Annual Christmas madness

My Christmas frenzy kick starts with the Christmas market at the Swedish Church. I was there early this year to get the food for my Annual Christmas Dinner that I have the 1st of Advent every year.

After the shopping the cleaning commences! It took me two days to make the place spotless, cleaning windows, floors, dusting and put all the Christmas decorations up. I was exhausted but the end-result was great:


The dinner went well and my friends enjoyed it and now I sit here staring at the blissful decorations and an empty flat.

I do love Christmas but it is also a hard time for me, thinking about lost childhood, lost loved ones and an uncertain future. I mixed pot really.
The question is what is Christmas really about for me?
I am not Christian so I don't celebrate the birth of Jesus. I am more of a pagan and a Viking.
The Christmas is obviously highly commercialised and as a shopaholic I spent loads on Christmas decorations. So I have done my bit to save the economy!
Christmas is also nostalgic and promotes the happy family like a sort of TV commercial where everybody is happy, healthy and rich. I will spend Christmas on my own in poverty, illness and sadness so it doesn't really fit the average Christmas image.
I do think it is important with traditions and to split the year up in different themes like Christmas, New Year, Easter, and Midsummer and so on. Otherwise I think life could just become some long meaningless big nothingness.

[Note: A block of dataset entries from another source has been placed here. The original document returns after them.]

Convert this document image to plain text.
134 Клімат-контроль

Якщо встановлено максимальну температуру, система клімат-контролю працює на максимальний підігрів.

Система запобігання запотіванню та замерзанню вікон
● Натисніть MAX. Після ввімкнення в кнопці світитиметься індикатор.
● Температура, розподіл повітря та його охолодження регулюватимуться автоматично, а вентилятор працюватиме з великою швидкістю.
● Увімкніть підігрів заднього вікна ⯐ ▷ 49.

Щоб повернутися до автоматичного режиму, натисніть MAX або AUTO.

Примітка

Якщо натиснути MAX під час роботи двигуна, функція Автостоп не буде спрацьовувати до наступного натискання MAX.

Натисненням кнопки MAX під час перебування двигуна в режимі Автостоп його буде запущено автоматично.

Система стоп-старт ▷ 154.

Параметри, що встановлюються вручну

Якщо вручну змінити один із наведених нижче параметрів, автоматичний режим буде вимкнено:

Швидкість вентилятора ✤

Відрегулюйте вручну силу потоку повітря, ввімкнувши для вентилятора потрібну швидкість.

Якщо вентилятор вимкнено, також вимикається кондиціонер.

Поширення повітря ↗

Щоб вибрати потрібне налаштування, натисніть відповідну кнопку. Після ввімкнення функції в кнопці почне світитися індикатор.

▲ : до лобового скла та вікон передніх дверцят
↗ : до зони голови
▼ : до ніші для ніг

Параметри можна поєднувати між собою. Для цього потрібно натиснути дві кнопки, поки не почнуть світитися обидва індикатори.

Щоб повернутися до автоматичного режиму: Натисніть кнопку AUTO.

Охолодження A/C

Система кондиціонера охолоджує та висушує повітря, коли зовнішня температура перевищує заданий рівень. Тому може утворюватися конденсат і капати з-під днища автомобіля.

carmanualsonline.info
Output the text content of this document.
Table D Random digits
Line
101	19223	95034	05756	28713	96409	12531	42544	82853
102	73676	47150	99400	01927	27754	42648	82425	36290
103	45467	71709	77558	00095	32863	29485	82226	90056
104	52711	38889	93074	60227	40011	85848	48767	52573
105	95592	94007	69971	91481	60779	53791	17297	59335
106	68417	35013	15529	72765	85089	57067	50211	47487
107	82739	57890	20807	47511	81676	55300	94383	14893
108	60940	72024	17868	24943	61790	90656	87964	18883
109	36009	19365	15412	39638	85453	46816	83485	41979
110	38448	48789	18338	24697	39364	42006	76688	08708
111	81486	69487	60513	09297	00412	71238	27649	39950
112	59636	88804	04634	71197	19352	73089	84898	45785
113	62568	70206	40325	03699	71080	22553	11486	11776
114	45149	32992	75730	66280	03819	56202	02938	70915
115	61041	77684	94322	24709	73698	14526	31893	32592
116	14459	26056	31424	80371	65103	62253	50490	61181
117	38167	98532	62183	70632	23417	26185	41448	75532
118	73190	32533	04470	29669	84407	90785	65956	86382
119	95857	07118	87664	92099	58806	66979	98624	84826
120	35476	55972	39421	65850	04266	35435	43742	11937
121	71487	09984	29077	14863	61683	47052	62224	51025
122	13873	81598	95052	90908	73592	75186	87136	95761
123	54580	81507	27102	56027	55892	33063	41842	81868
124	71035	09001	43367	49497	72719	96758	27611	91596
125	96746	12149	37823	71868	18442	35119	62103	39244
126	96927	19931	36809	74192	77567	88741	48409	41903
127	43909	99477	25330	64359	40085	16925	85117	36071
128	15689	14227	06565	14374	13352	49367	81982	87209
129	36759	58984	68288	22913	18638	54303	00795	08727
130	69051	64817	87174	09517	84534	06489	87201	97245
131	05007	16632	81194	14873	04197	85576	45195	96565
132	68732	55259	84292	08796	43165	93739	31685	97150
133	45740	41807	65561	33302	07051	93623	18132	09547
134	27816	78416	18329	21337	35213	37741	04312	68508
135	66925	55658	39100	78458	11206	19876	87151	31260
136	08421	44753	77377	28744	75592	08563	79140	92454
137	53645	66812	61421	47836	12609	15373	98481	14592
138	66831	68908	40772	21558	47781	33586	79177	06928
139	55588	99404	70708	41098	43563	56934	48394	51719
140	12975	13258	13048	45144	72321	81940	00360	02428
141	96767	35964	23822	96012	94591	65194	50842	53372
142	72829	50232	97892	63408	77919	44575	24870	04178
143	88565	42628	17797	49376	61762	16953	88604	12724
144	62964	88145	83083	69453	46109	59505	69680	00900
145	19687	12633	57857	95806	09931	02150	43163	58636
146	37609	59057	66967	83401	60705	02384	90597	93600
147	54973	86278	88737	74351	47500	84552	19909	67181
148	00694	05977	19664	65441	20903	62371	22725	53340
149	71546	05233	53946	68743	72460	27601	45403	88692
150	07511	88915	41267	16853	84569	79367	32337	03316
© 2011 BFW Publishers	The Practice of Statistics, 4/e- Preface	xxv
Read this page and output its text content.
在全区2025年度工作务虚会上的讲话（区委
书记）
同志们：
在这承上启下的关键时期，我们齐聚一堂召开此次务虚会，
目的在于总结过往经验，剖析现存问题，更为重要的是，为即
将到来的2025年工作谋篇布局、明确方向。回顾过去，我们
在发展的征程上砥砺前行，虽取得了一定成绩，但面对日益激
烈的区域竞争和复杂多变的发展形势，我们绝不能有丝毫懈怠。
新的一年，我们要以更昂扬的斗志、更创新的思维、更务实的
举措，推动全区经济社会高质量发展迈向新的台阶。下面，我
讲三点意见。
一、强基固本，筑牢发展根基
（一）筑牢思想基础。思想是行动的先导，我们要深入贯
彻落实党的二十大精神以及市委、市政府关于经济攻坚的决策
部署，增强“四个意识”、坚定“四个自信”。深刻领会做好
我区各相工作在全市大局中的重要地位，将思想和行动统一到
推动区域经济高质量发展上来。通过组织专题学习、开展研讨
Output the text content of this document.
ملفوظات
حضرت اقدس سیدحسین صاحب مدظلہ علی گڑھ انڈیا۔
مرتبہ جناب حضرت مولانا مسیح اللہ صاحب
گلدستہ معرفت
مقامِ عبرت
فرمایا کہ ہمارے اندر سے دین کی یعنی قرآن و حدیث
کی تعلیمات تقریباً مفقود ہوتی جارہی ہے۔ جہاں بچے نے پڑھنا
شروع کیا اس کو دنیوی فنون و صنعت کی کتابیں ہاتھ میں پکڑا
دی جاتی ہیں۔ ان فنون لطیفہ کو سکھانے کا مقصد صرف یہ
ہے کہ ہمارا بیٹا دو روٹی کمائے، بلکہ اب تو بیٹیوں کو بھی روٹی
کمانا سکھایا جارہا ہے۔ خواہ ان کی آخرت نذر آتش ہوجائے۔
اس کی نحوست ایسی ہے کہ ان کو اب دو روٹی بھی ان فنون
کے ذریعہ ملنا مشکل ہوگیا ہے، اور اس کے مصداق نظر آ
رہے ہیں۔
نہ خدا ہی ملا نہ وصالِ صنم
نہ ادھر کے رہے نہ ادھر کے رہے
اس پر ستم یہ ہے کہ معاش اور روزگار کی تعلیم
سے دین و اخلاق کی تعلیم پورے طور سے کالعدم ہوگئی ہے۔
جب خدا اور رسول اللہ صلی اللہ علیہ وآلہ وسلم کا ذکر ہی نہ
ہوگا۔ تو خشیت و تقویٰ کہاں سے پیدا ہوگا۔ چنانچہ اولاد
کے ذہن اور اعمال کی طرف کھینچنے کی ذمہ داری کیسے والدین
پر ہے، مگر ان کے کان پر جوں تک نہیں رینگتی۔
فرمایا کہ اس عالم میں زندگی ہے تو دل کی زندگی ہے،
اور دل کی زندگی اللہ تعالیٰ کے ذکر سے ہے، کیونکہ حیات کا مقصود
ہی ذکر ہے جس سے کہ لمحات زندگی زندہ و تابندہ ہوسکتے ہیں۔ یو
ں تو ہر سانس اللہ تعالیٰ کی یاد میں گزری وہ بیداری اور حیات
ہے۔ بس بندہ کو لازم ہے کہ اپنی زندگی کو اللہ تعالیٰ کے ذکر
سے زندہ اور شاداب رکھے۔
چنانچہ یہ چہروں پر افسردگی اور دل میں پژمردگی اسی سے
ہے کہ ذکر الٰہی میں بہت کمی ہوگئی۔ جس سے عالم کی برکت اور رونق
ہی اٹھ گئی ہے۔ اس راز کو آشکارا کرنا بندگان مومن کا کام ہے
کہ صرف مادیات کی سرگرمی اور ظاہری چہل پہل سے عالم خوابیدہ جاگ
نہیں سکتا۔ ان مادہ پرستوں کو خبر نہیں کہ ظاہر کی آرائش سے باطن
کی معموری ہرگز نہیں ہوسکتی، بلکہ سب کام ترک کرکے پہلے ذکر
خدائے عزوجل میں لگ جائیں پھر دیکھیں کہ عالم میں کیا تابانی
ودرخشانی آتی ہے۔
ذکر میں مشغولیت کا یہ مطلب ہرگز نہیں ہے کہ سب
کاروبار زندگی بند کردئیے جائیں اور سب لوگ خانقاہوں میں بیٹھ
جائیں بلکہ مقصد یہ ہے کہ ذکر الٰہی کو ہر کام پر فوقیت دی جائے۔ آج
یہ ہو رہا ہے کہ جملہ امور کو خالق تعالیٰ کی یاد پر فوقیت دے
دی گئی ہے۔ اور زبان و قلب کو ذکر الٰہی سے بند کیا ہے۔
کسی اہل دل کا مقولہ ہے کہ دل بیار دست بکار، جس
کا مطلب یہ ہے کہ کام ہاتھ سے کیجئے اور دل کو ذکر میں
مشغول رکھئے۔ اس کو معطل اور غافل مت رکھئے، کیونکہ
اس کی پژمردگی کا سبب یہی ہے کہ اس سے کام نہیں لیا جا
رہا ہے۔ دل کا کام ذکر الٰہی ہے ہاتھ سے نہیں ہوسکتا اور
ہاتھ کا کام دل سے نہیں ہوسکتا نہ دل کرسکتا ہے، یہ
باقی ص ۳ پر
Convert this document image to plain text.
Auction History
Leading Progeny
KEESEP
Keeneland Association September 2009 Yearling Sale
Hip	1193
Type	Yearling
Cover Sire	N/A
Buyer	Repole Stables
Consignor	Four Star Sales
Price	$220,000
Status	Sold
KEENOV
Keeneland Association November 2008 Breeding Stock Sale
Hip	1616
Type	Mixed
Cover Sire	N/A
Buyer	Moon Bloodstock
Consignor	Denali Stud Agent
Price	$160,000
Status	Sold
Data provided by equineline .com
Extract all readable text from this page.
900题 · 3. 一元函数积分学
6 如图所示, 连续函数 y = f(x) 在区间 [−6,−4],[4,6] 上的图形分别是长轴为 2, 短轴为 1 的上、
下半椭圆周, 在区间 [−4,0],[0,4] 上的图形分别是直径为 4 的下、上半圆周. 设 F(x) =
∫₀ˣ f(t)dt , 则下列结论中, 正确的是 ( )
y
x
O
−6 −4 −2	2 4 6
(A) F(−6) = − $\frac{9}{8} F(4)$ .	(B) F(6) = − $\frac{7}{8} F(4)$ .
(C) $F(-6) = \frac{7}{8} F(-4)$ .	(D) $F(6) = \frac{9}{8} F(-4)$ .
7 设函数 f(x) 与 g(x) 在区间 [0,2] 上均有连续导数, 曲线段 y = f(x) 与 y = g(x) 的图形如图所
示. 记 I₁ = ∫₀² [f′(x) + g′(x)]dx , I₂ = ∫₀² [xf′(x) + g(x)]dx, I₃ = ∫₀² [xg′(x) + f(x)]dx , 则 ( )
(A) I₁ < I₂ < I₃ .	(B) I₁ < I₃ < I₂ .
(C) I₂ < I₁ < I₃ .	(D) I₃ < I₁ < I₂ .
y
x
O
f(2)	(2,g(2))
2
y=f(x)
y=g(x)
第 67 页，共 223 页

I went for a talk by Dorothy Nicolle titled All About Christmas and it was about Christmas traditions in England in a historic perspective. (See Nicolle's website )
It was a really good talk and the speaker mentioned the pagan rituals as well. She reminded me that December is the darkest month and we need to celebrate the coming of the light (and hope). The 22nd of December is the winter solstice, which means that from then on the days starts to get lighter and the spring is coming. Hurray!
That's what Christmas is all about; a celebration of the light, hope, a new beginning and a better future for all.


So, I like to wish you all a very, very merry Christmas and a happy New Year!